Esses problemas podem abranger também a opção da refinaria em exportar derivado refinado ou avançar no processo de transformação em biorefinaria. Ambas as escolhas teriam efeito similar de desabastecimento do mercado interno.

É válido destacar que o texto da reforma tributária recentemente encaminhado ao Senado versa sobre a possibilidade de crédito na venda como forma de mitigação de cumulatividade. Porém, a transição será gradual, sendo que em 2026 a alíquota do CBS (IVA que substitui em 2027 o PIS, PIS importação, Cofins e Cofins importação) será de 0,9%. Assim, não são esperados impactos relevantes nos planos de investimentos para o próximo biênio.
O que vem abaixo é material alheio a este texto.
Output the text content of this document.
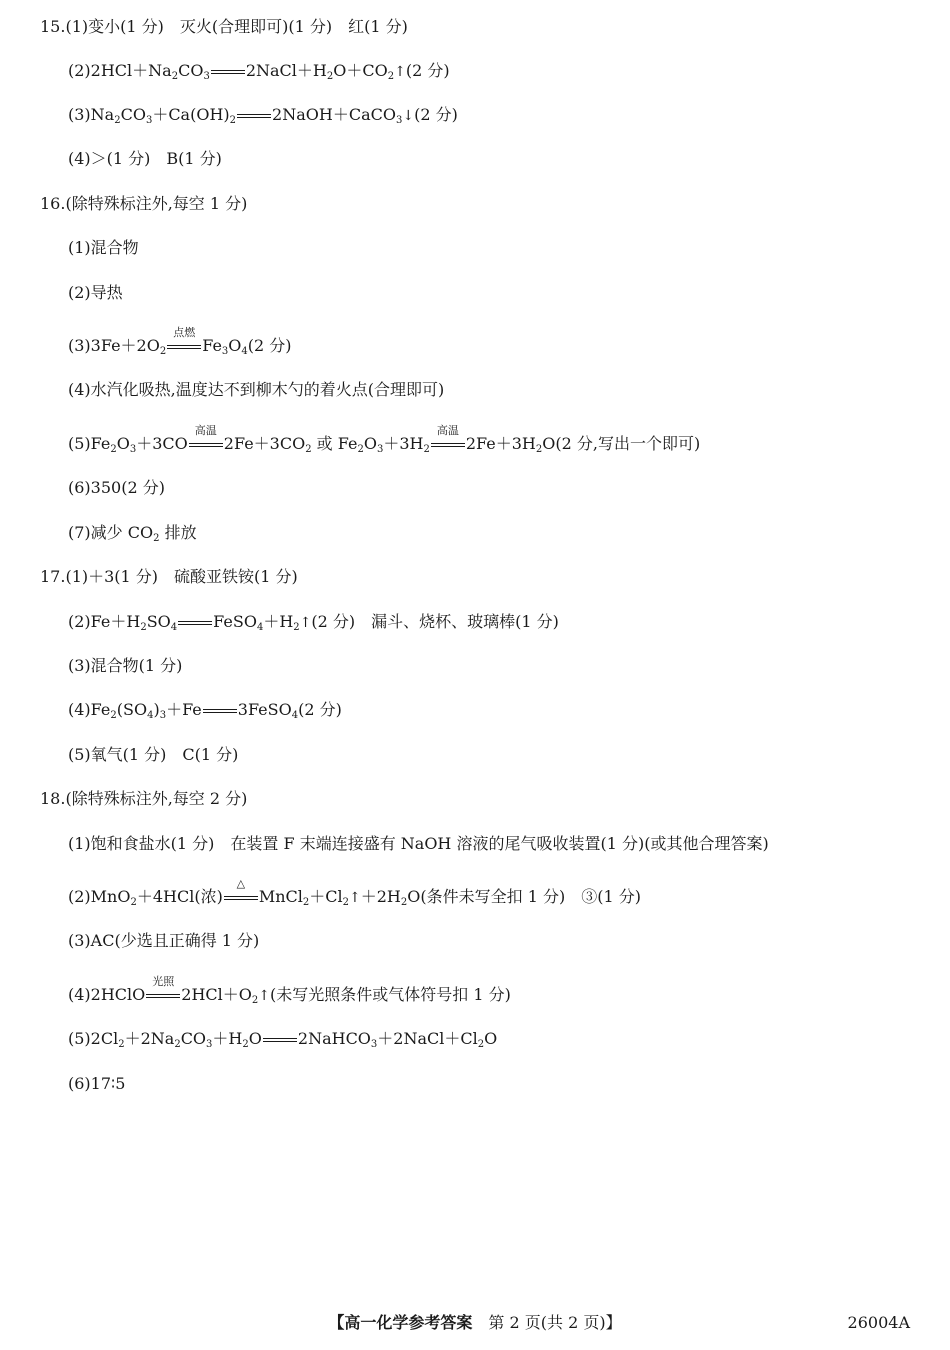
15.(1)变小(1 分)　灭火(合理即可)(1 分)　红(1 分)
$(2)2HCl+Na_2CO_3$ $2NaCl+H_2O+CO_2↑(2$ 分)
$(3)Na_2CO_3+Ca(OH)_2$ 2NaOH＋CaCO$_3$↓(2 分)
(4)＞(1 分)　B(1 分)
16.(除特殊标注外,每空 1 分)
(1)混合物
(2)导热
$(3)3Fe+2O_2$
点燃
$Fe_3O_4(2$ 分)
(4)水汽化吸热,温度达不到柳木勺的着火点(合理即可)
$(5)Fe_2O_3+3CO$
高温
$2Fe+3CO_2$ 或 $Fe_2O_3+3H_2$
高温
$2Fe+3H_2O(2$ 分,写出一个即可)
(6)350(2 分)
(7)减少 $CO_2$ 排放
17.(1)＋3(1 分)　硫酸亚铁铵(1 分)
$(2)Fe+H_2SO_4$ $FeSO_4+H_2↑(2$ 分)　漏斗、烧杯、玻璃棒(1 分)
(3)混合物(1 分)
$(4)Fe_2(SO_4)_3+Fe$ 3FeSO$_4$(2 分)
(5)氧气(1 分)　C(1 分)
18.(除特殊标注外,每空 2 分)
(1)饱和食盐水(1 分)　在装置 F 末端连接盛有 NaOH 溶液的尾气吸收装置(1 分)(或其他合理答案)
(2)MnO$_2$＋4HCl(浓)
△
$MnCl_2+Cl_2↑+2H_2O$(条件未写全扣 1 分)　③(1 分)
(3)AC(少选且正确得 1 分)
(4)2HClO
光照
$2HCl+O_2↑$(未写光照条件或气体符号扣 1 分)
$(5)2Cl_2+2Na_2CO_3+H_2O$ $2NaHCO_3+2NaCl+Cl_2O$
(6)17∶5
【高一化学参考答案　 第 2 页(共 2 页)】	26004A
É possível também que não só a Acelen, mas gestoras de outras refinarias solicitem isenção desses tributos até que o IVA esteja integralmente aplicado. Porém, isto envolveria aspectos políticos mais relevantes, já que afetaria as importações da Petrobras e eventualmente sua função de produção, e também todas as refinarias do país.

No quadro atual, uma solução seria o Ministério da Fazenda ignorar e supor que, como o preço é rígido para baixo, não valeria a pena a permissão de crédito na venda até 2027. De fato, nada impede que, diante do monopólio, mesmo com o desconto sobre a tributação na venda, a refinaria poderia aproveitar para aumentar suas margens e não mexer no preço. Mas o tensionamento seguiria, já que o governo da Bahia vem concedendo incentivos fiscais para a refinaria expandir a produção, em linha com a ideia da Petrobras de aumentar o refino por meio de plantas já existentes.

Assim, o cenário que se coloca leva a Petrobras e as demais produtoras de petróleo a avaliar qual a melhor forma de gestão dos ativos (sobretudo refinarias) para simultaneamente atender à otimização da produção e às restrições tributárias e de custos operacionais. As decisões sobre a melhor forma de entrada da Petrobras na indústria bioquímica, via Braskem, e de aumento da utilização das plantas já instaladas nas refinarias passam por essa conjuntura.

 

Osmani Pontes é economista, com MBA em mercados de derivativos, opções e futuros pelo INSPER e em gestão de portfólios cambiais pela EPGE/FGV. Escreve mensalmente na Brasil Energia.